Gobiernos del continente consideran que una intervención directa podría derivar en un conflicto de mayor escala, difícil de contener, con repercusiones para la estabilidad regional y sin respaldo suficiente de sus respectivas opiniones públicas.
Alemania: dudas sobre la justificación
El canciller alemán, Friedrich Merz, reiteró la necesidad de evitar que Irán represente una amenaza para sus vecinos, pero expresó dudas sobre la justificación de una guerra impulsada por Estados Unidos e Israel.
El mandatario subrayó la ausencia de un plan claro y la falta de consultas efectivas con los socios europeos, y descartó la participación de Alemania en operaciones militares para garantizar la seguridad en el estrecho de Ormuz mientras continúe el conflicto.

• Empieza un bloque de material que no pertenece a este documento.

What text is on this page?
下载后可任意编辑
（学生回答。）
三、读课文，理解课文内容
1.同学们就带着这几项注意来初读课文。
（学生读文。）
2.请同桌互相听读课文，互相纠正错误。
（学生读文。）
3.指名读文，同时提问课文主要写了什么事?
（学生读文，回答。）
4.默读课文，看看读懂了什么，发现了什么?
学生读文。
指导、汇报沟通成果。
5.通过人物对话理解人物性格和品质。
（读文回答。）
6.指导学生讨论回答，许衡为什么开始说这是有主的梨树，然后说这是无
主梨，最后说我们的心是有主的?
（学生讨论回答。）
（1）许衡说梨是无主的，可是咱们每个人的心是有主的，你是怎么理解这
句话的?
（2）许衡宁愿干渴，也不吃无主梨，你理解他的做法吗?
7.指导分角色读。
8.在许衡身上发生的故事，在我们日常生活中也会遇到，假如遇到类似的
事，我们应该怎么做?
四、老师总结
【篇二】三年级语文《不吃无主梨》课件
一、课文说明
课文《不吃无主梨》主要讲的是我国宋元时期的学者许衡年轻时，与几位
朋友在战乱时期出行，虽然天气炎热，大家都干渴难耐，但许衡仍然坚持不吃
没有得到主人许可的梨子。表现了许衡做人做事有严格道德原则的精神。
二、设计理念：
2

Francia y España: peso de la opinión pública
En Francia, el presidente Emmanuel Macron afirmó que su país no forma parte del conflicto, mientras España reiteró su negativa a participar en acciones militares, destacando la independencia de sus decisiones en política exterior.

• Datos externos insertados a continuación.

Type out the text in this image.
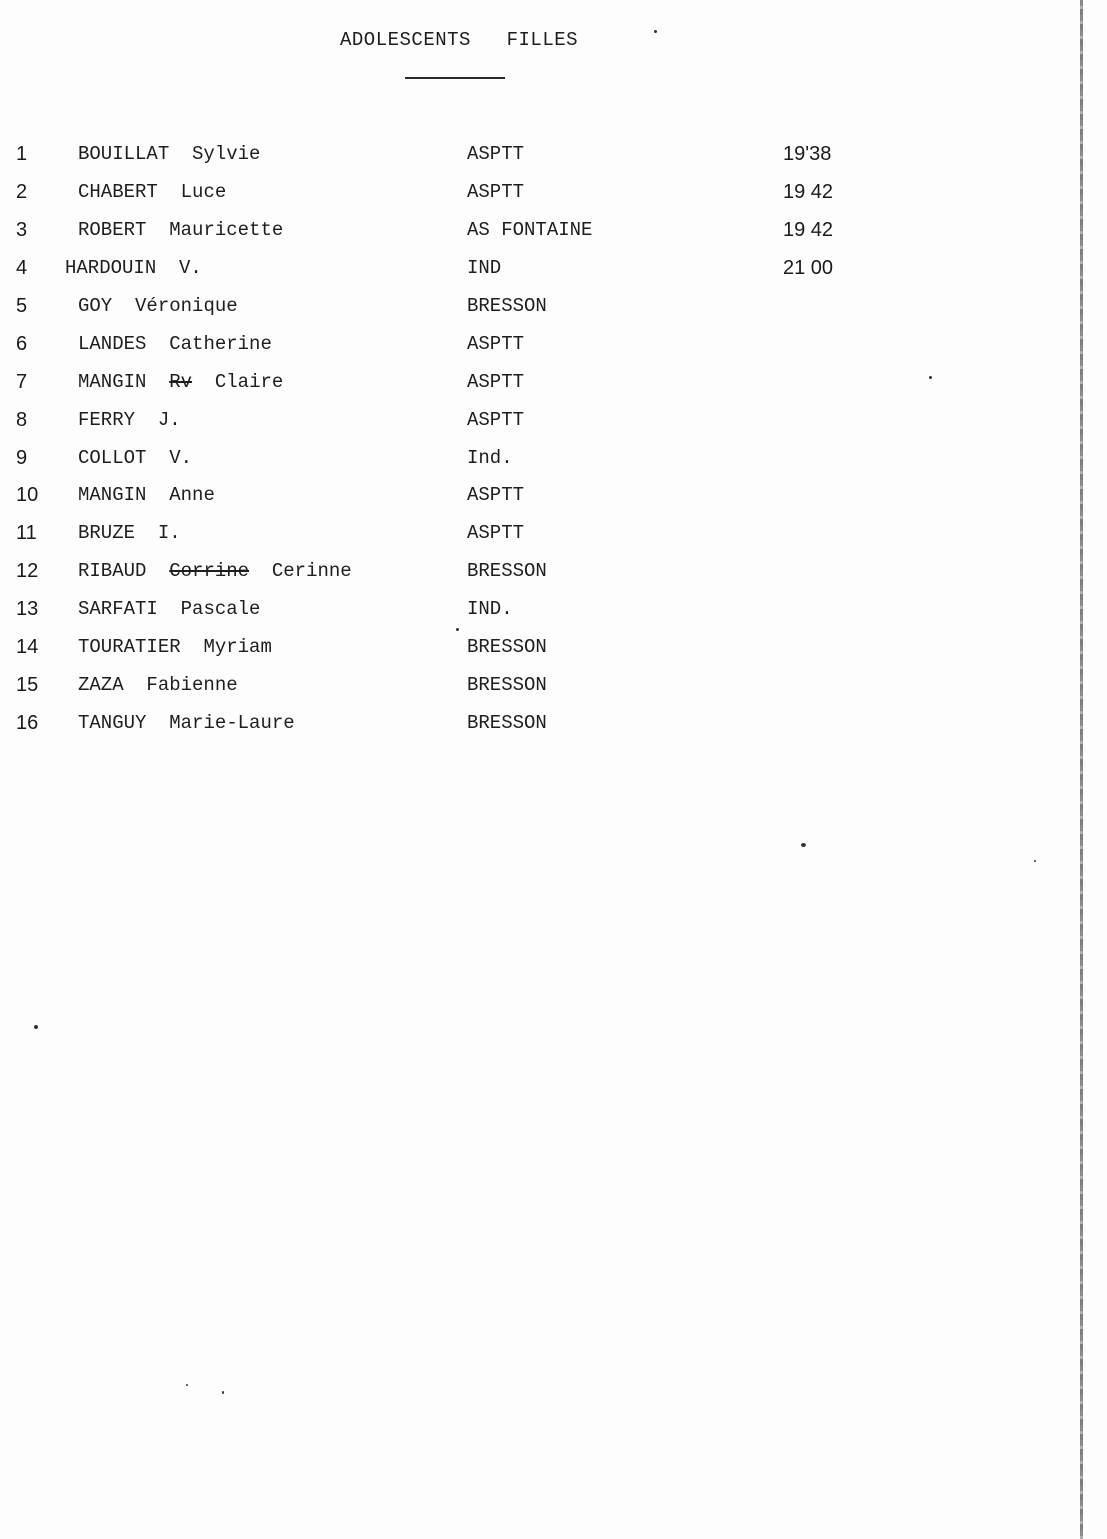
ADOLESCENTS   FILLES
1	BOUILLAT Sylvie	ASPTT	19'38
2	CHABERT Luce	ASPTT	19 42
3	ROBERT Mauricette	AS FONTAINE	19 42
4 HARDOUIN V.	IND	21 00
5	GOY Véronique	BRESSON
6	LANDES Catherine	ASPTT
7	MANGIN Rv Claire	ASPTT
8	FERRY J.	ASPTT
9	COLLOT V.	Ind.
10 MANGIN Anne	ASPTT
11 BRUZE I.	ASPTT
12 RIBAUD Corrine Cerinne	BRESSON
13 SARFATI Pascale	IND.
14 TOURATIER Myriam	BRESSON
15 ZAZA Fabienne	BRESSON
16 TANGUY Marie-Laure	BRESSON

Encuestas recientes reflejan un amplio rechazo ciudadano a la guerra: el 70 por ciento de los franceses, el 68 de los españoles y el 58 de los alemanes se oponen a una intervención, según datos del instituto Elabe.
Este rechazo coincide con la preocupación por el impacto económico del conflicto, especialmente en el mercado energético. El estrecho de Ormuz, por donde transita cerca de una quinta parte del petróleo mundial, ha experimentado tensiones que impulsan al alza los precios del crudo.
Reino Unido: cautela ante la escalada
En el Reino Unido, el ministro de Vivienda, Steve Reid, señaló que las declaraciones del presidente estadounidense Donald Trump sobre posibles ataques a infraestructuras iraníes reflejan una postura individual, y recalcó que Londres no busca involucrarse en una guerra.
El gobierno británico apuesta por proteger sus intereses y colaborar con aliados para reducir tensiones, sin comprometerse en operaciones ofensivas.
Equilibrio entre alianzas y soberanía
Analistas consideran que la postura europea responde a un delicado equilibrio entre mantener las relaciones transatlánticas y preservar su autonomía estratégica.
Las tensiones con Washington en temas como la guerra en Ucrania y las políticas comerciales refuerzan la cautela de los líderes europeos, quienes buscan evitar decisiones unilaterales que puedan arrastrarlos a un conflicto no consensuado.
En este contexto, la Alta Representante de la Unión Europea para Asuntos Exteriores, Kaja Kallas, afirmó que el bloque está mejor preparado para enfrentar decisiones “impredecibles” de Estados Unidos, priorizando la estabilidad y los intereses propios.
Unidad europea frente a la presión
Pese a las críticas de Washington, los países europeos mantienen una posición común de rechazo a la participación militar directa, al considerar que involucrarse en una guerra de desenlace incierto podría constituir un “error estratégico”.
La estrategia del bloque se centra en gestionar la crisis mediante vías diplomáticas, garantizar la seguridad marítima en coordinación con aliados y evitar una escalada que comprometa la estabilidad interna y regional.